For Positive Feedback,

G_{eq}(s) = \frac{G(s)}{1 - G(s)H(s)}

For Negative Feedback,

G_{eq}(s) = \frac{G(s)}{1 + G(s)H(s)}

Repeat the reduction: Continue simplifying until a single block remains between input and output.

Block Diagram Reduction

Block Diagram Reduction Technique in used to analyze and simplify the complex system represented by block diagram. A block diagram of a system is a pictorial representation of the the function performed by each component and of the flow of signals.

Objectives of Block Diagram Reduction

1) System Analysis

  • Block diagrams represent the interconnections and relationships between system components.
  • They help engineers understand component interactions and predict overall system behavior.

2) Simplification

  • Reducing complex systems makes them easier to understand and analyze.
  • Simplified diagrams improve visualization and make communication clearer.

3) Design and Synthesis

  • Reduction allows modification of the system structure during design.
  • Engineers can optimize the system for desired performance and control objectives.

4) Control System Stability Analysis

  • Simplified diagrams help apply stability criteria to analyze system behavior.
  • Stability analysis guides controller design and ensures predictable operation.

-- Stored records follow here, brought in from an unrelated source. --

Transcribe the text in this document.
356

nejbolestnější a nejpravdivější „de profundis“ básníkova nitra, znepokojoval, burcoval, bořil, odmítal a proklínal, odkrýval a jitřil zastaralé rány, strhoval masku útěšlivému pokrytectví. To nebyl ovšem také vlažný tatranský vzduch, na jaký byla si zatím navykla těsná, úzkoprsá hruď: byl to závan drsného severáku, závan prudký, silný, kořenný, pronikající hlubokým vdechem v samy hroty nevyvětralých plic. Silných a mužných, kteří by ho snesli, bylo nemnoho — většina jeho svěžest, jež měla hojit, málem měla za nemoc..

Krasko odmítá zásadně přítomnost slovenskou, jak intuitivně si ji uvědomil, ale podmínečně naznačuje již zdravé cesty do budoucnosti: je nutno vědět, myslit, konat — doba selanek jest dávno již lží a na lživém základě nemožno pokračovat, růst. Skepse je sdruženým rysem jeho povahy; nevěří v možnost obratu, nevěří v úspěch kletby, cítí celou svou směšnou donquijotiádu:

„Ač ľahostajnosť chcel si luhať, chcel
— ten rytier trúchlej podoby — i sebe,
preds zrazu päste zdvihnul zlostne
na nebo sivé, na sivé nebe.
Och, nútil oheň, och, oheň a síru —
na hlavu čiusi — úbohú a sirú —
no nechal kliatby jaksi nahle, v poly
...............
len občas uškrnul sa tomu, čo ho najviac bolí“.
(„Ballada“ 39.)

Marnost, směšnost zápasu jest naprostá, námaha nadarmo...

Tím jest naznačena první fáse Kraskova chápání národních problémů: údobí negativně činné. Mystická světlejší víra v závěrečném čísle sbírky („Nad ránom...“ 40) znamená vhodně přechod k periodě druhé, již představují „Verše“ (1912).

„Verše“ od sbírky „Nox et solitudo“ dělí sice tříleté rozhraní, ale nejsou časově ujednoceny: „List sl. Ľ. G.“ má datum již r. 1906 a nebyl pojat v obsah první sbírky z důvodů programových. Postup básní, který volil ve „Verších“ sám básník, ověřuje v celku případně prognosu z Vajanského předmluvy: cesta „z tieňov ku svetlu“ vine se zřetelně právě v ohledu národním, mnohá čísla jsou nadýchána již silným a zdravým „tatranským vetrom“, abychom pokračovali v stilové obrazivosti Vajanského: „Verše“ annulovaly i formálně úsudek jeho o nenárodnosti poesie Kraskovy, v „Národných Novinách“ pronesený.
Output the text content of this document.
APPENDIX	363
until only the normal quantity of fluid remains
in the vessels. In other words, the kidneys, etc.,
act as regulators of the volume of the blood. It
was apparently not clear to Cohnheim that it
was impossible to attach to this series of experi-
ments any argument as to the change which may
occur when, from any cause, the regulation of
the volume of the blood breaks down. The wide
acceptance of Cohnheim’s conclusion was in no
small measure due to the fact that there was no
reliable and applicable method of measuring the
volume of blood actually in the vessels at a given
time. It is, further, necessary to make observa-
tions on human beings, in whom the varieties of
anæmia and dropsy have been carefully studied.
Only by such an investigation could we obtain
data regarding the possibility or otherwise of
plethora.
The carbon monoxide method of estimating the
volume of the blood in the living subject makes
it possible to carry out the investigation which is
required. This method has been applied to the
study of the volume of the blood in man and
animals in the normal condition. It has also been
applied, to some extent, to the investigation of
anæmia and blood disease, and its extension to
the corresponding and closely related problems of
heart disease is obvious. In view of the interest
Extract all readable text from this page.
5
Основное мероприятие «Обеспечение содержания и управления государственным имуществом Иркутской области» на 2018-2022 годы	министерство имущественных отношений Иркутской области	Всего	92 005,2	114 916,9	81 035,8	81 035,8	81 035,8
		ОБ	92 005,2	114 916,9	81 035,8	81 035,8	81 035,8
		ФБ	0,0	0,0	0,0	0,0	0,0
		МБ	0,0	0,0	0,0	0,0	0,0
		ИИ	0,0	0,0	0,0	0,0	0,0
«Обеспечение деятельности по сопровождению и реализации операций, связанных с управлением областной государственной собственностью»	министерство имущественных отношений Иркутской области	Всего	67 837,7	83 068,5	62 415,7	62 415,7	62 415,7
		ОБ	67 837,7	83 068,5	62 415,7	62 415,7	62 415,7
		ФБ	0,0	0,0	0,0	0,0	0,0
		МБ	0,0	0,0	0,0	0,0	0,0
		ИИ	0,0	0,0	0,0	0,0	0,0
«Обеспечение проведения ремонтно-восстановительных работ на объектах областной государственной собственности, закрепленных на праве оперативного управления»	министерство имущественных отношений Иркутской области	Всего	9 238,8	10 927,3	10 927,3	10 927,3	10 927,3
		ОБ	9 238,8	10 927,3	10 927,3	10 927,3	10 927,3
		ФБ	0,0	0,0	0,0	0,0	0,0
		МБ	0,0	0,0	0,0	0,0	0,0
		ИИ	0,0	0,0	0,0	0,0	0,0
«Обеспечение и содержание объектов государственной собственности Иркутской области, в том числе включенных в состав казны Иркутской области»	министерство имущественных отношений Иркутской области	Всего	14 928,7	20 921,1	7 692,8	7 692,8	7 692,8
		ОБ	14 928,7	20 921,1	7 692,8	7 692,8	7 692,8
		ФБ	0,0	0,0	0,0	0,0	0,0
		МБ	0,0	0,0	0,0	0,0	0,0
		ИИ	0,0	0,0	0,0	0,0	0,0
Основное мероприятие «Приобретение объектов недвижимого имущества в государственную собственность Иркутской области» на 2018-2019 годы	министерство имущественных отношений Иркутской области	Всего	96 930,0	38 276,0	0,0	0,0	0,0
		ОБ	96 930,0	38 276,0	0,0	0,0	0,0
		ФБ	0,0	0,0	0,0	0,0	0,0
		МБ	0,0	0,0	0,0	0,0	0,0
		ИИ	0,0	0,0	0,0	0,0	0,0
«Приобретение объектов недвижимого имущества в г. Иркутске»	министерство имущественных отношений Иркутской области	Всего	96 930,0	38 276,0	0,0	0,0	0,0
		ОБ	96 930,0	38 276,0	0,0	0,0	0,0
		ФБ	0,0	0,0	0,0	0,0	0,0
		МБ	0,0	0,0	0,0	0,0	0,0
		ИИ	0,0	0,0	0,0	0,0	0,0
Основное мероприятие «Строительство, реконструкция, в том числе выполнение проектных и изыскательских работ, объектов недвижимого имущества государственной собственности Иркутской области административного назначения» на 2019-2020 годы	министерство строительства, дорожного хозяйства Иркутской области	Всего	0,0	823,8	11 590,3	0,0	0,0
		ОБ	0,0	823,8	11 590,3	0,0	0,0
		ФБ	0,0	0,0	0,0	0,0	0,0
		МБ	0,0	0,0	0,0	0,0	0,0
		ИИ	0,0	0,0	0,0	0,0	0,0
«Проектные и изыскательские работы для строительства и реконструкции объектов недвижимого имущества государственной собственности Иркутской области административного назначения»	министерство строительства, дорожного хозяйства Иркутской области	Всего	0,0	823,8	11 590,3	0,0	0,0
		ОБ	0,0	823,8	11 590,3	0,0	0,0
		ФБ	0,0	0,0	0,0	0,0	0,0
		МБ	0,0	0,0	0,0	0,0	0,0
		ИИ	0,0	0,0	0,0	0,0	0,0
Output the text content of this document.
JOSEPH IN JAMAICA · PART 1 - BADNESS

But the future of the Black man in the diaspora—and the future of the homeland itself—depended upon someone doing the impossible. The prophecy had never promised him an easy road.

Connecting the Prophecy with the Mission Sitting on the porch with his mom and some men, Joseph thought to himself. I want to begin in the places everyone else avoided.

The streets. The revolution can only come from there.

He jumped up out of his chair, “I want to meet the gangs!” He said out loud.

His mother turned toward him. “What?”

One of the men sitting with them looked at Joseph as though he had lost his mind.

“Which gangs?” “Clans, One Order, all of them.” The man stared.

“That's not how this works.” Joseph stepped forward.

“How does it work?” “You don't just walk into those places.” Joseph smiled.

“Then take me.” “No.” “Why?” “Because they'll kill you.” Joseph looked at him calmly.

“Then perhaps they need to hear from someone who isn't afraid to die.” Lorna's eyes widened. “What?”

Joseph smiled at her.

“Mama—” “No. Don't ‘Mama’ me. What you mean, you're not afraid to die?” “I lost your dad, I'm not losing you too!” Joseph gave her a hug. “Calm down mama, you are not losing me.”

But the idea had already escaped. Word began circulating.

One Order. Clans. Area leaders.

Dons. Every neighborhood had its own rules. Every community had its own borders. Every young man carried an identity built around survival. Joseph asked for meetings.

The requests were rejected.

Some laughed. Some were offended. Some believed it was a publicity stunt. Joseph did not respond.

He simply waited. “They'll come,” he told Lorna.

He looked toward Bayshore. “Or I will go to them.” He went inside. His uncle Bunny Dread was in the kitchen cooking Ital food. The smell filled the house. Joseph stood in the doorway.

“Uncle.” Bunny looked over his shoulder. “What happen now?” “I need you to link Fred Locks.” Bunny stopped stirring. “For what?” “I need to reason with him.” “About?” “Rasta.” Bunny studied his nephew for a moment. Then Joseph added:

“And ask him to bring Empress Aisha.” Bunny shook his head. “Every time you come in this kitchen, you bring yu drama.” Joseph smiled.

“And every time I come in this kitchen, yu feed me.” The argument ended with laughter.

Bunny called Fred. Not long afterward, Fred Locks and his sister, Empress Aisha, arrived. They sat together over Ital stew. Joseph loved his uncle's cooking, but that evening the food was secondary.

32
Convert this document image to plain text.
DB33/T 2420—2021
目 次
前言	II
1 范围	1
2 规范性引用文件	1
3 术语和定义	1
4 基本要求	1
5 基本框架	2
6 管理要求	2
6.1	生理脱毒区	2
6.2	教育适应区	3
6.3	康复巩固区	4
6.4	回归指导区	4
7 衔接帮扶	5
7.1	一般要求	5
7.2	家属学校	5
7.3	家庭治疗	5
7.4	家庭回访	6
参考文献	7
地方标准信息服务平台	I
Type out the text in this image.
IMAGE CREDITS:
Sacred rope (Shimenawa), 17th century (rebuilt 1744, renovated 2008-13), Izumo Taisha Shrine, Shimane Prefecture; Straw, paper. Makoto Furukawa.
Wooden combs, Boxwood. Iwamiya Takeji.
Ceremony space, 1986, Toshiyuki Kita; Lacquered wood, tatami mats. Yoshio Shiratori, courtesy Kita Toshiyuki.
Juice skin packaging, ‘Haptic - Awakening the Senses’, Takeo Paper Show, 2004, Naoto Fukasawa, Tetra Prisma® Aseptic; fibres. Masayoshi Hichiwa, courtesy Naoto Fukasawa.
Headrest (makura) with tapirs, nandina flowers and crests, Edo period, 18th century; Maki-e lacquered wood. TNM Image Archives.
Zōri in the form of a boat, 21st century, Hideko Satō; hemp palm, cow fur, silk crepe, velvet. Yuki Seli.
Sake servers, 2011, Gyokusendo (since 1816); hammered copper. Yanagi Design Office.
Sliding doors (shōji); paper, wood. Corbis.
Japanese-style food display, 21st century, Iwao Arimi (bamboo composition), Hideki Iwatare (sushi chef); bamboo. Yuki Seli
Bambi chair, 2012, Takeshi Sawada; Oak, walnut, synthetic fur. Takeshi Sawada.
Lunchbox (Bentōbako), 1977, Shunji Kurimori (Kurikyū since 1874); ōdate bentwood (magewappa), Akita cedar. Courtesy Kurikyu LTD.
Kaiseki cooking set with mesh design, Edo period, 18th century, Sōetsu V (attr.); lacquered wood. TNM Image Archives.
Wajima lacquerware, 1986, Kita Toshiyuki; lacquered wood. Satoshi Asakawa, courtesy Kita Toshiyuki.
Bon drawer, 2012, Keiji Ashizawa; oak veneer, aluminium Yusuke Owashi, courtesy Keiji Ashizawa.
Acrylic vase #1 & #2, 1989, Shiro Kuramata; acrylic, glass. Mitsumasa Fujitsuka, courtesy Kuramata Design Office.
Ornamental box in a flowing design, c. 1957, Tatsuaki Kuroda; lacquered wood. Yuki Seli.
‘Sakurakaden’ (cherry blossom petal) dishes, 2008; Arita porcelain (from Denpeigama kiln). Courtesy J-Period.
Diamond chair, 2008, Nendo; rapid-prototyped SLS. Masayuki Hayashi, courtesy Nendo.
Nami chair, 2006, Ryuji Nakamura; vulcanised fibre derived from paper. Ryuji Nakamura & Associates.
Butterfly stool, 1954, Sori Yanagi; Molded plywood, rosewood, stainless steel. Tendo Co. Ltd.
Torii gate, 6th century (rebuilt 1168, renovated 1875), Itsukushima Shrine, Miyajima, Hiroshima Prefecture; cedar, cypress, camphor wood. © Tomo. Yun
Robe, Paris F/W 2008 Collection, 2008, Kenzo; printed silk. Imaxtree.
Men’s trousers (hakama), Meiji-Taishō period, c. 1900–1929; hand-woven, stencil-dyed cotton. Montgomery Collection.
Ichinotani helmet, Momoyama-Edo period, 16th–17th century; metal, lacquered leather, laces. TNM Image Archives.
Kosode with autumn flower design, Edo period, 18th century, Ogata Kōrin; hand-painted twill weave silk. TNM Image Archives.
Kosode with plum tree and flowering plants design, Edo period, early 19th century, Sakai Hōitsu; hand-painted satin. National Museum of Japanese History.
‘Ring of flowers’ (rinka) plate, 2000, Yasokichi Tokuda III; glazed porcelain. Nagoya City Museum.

5) Troubleshooting and Debugging

  • Reduction helps isolate faulty components or connections in the system.
  • Enables systematic identification and resolution of problems for reliable operation.

Signal Flow Graph

Signal Flow Graph (SFG) is a directed edge and node-based visual depiction of the dynamics of a system. SFGs are widely used in control theory because they provide an easy-to-understand representation of intricate system relationships, which helps with analysis and optimization.

Basic Elements of Signal Graph

y1
Signal Flow Graph

Node

  • A node represents a system variable (signal), such as input, output, or an intermediate variable.
  • It denotes a point where signals are summed or distributed.

Source Node

  • A node with only outgoing branches and no incoming branches.
  • Represents an independent input to the system.

Sink Node

  • A node with only incoming branches and no outgoing branches.
  • Represents the output of the system.

Branch

  • A branch is a directed line connecting two nodes.
  • It represents the functional relationship between the variables.

Branch Gain

  • The transmittance associated with a branch.
  • It indicates how the signal is multiplied as it passes from one node to another.

Path

  • A sequence of connected branches followed in the direction of arrows.
  • Shows how a signal travels from one node to another.

Forward Path

  • A path from the source node to the sink node without passing through any node more than once.
  • Used in Mason’s Gain Formula.

Feedback Loop

  • A loop is a closed path that originates and terminates at the same node.
  • No node is repeated more than once while tracing the loop.

Loop Gain

  • The product of branch gains around a loop.
  • Indicates the strength of feedback.

Non-touching Loops

  • Loops that do not share any common nodes.
  • Important in calculating the overall system transfer function using Mason’s Gain Formula.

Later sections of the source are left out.